What we have in our society is something known as the Gender Earnings Gap and the pay gap has absolutely nothing to do with it. There is almost no evidence that men and women are given different positions in the same position with the same background, education and skills. Whether it’s Target Corporation, BASF, Facebook, Reliance or McDonald’s, there is almost no evidence that any of those organizations have two pay scales: one for men (with a higher salary) and one for women (with a lower salary). . Of course, that would be illegal, and if the practice existed, the organization would face legal action. The idea that we can close the gender pay gap simply by paying women more seems plausible enough, according to Facebook’s Sheryl Sandberg. [3] explained. Unfortunately, though, this isn’t actually the right answer. The gender wage gap does not exist because men and women earn less for the same jobs, it exists because men and women tend to do slightly different jobs. When equal jobs are done there, then we will have gender pay equity. Because, as before, we already have the same pay for the same job.
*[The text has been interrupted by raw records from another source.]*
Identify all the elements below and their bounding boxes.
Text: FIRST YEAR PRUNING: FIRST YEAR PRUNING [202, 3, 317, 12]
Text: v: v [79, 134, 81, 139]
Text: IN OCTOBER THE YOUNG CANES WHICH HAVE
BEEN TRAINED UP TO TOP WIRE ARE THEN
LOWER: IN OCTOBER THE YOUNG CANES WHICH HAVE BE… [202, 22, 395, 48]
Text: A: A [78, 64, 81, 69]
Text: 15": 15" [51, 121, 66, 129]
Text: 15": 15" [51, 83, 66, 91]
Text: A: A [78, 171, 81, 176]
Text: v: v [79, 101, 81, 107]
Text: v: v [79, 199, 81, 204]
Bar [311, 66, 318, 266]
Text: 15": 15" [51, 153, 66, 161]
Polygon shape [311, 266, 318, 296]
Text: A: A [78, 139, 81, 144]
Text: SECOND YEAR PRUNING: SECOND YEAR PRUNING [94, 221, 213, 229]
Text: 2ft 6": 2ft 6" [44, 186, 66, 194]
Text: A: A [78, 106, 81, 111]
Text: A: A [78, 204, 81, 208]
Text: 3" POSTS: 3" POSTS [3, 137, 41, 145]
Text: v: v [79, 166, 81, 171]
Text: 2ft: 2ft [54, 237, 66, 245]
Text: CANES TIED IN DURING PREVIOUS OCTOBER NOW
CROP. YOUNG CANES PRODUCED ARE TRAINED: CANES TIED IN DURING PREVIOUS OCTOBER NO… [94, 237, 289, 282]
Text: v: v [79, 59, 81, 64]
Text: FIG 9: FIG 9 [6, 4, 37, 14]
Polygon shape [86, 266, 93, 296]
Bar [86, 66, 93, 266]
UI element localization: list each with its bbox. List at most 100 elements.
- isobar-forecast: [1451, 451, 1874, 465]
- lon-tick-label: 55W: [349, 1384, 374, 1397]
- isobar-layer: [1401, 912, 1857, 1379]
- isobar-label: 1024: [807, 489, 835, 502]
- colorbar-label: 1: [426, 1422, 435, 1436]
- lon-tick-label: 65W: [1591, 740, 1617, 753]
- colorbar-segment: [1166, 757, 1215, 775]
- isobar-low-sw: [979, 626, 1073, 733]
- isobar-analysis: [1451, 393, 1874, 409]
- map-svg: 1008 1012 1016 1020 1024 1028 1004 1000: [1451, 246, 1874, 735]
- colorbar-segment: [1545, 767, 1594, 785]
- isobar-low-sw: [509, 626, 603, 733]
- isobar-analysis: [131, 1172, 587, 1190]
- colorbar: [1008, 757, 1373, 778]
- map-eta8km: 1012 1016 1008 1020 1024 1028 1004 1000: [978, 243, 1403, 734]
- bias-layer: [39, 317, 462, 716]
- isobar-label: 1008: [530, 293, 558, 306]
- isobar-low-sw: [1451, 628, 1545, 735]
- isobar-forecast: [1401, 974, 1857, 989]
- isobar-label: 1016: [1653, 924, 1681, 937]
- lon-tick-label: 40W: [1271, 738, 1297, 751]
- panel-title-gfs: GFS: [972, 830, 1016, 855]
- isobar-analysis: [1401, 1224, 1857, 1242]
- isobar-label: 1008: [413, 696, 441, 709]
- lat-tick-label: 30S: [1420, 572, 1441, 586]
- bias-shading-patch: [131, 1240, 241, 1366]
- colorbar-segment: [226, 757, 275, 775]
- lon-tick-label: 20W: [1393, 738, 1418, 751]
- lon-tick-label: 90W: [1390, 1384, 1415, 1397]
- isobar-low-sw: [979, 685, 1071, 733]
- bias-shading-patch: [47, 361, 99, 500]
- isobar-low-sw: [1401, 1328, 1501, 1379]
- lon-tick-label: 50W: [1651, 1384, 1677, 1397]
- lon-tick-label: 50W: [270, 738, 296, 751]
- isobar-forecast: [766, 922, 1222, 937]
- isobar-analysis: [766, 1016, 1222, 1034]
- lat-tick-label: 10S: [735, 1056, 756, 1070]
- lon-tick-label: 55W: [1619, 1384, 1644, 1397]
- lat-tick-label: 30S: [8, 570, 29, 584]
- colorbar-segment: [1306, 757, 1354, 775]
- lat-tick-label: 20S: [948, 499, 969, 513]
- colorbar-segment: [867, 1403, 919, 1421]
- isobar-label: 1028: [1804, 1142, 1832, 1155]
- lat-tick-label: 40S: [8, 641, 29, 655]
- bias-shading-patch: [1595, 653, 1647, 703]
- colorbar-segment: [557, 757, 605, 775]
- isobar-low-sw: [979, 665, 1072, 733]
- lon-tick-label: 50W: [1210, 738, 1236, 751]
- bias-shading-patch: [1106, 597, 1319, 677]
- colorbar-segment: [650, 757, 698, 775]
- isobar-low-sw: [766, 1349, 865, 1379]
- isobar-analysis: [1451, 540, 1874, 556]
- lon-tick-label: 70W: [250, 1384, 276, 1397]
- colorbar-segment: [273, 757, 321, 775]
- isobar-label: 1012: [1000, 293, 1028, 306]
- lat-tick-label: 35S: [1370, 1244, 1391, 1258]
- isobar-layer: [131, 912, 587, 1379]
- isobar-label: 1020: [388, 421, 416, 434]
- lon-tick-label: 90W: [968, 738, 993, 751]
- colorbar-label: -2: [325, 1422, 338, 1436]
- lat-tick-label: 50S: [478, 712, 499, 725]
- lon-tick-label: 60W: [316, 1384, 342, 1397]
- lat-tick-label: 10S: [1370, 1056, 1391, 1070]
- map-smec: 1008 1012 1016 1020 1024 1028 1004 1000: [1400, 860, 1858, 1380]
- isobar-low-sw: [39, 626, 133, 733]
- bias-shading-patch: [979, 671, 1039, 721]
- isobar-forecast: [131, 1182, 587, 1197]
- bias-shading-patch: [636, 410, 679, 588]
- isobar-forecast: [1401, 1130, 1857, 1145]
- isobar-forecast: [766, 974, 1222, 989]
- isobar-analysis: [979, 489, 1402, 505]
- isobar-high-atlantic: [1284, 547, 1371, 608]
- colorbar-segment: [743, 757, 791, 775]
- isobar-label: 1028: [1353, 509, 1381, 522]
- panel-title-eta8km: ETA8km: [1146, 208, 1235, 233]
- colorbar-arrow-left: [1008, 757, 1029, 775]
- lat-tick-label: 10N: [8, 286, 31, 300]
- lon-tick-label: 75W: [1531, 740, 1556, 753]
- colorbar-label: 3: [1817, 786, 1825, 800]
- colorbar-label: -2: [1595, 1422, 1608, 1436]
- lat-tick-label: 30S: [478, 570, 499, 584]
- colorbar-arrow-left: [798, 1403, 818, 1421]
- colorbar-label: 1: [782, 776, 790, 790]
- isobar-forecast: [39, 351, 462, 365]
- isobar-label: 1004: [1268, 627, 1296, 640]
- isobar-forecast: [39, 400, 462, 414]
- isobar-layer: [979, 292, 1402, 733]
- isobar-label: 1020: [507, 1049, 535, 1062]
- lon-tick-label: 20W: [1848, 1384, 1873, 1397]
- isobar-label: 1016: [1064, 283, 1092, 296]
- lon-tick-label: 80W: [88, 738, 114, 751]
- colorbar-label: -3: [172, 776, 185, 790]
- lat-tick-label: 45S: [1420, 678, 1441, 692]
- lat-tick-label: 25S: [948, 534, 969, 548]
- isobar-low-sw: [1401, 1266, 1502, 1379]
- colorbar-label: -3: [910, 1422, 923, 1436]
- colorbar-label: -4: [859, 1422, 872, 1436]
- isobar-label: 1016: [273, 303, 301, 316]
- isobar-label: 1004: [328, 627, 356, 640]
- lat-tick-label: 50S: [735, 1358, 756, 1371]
What certainly exists is a well-documented gender earnings gap when the unadjusted median earnings of men and women are compared without adjusting for any of the dozen or so relevant factors that explain natural differences in earnings by gender. Take any big company. You have opportunities to see the difference in income. Although men and women receive equal pay for the same job, there are always more men than women in the highest paid positions and more than men in the lowest ranks, and in my opinion, this is the root of the problem. It’s a shame that more decent women are in these high paying jobs. Let me give you a real example. My father works in a government oil company. I stayed there for a month and was in a refinery. I didn’t see a single woman working in the office. The problem is, the vast majority are men who apply for these positions. There are more female candidates than male candidates. Women who applied for internships went to companies in the service sector, even if it meant having a job at a lower wage.

The first step in solving any problem is to have one. Ms. Sandberg’s solution will fail miserably if not implemented. Women should actively work in these departments and eliminate this real gap. This gap has actually widened over the years, because not many people are paying attention to it. To conclude, I’d like to borrow from Mark Twain, it’s not what you don’t know that gets you into trouble. What you probably know is that it isn’t.